Ganz schön viele denken dumpf

Das Zentrum Demokratische Kultur fragte Leute in drei Bezirken nach Diskriminierungstendenzen. Wichtigstes Fazit: Der Alltagsrassismus nimmt zu. In Mitte untersuchte die Studie auch Islamismus

VON FELIX LEE

Wirklich neu sind die Erkenntnisse nicht, aber fundiert: Gestern hat Günter Piening, Integrations- und Migrationsbeauftragter des Landes, eine Studie des Zentrums Demokratische Kultur (ZDK) vorgestellt. Wichtigstes Ergebnis: Rechtsextremismus, die Diskriminierung von Minderheiten und mangelndes Demokratievertrauen haben in Berlin keineswegs abgenommen. Im Gegenteil: Der Alltagsrassismus ist weiter auf dem Vormarsch.

Drei Bezirke hat das ZDK untersucht: Mitte, Treptow-Köpenick und Marzahn-Hellersdorf. Mehr als 250 Leute mit Expertenwissen haben die Autoren befragt, also Lehrer, Sozialpädagogen, Bezirkspolitiker, Behörden und Vertreter von Initiativen, die mit Rechtsextremismus zu tun haben. Auch mit Opfern und Tätern sprachen die Autoren und fragten sie nach demokratiegefährdenden Tendenzen.

Gerade im Jugendbereich gebe es eine „gefährliche Mischung“ aus informellen und häufig gewaltbereiten Cliquen und organisierten Rechtsextremisten, so ein Fazit. Beängstigend finden die Autoren, dass Rechtsextreme immer öfter jugendliche Protestformen übernähmen, die links besetzt waren, etwa Forderungen nach „Freiräumen“ und Freizeitzentren oder Globalisierungskritik. Ziel sei, so die Studie, „vorhandene Cliquen in ihre Denk- und Organisationsdisziplin einzubinden“.

Piening betonte, dass Rechtsextremismus aber „nicht auf physische Gewalt und jugendliche Täter“ reduziert werden dürfe. Die Ethnisierung sozialer Konflikte und die Annahme, dass Deutschen Vorrechte vor Zugewanderten zustünden, seien in sehr unterschiedlichen Millieus zu finden.

Bei der Vorstellung der Studie waren auch die Bezirksbürgermeister anwesend.

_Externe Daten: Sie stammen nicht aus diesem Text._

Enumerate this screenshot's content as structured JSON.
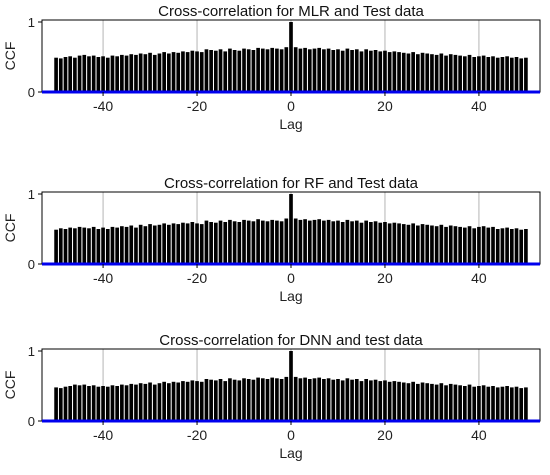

So zeigte sich der Bürgermeister von Treptow-Köpenick, Klaus Ulbricht (SPD), besorgt über die wachsenden rechtsextremistischen Strukturen in seinem Bezirk. „Bei einem Ausländeranteil von gerade 3 Prozent fehlt uns zwangsläufig das multikulturelle Klima“, sagte Ulbricht. Ähnlich äußerte sich auch Uwe Klett (PDS) aus Marzahn-Hellersdorf. Er rief zu mehr Engagement der Parteien und Organisationen auf. Sein Bezirk hatte 2003 die meisten rechtsextrem motivierten Übergriffe zu verzeichnen.

Sowohl Piening als auch die Bürgermeister kündigten an, dass sie einen neuen Aktionsplan erstellen wollen – trotz der Erklärung des Senats, im nächsten Jahr eine Viertelmillion Euro weniger für die Bekämpfung von demokratiegefährdenden Tendenzen ausgeben zu wollen. Neben rassistischen beschäftigte sich die Studie zudem mit islamistischen Tendenzen in Mitte (siehe Bericht rechts).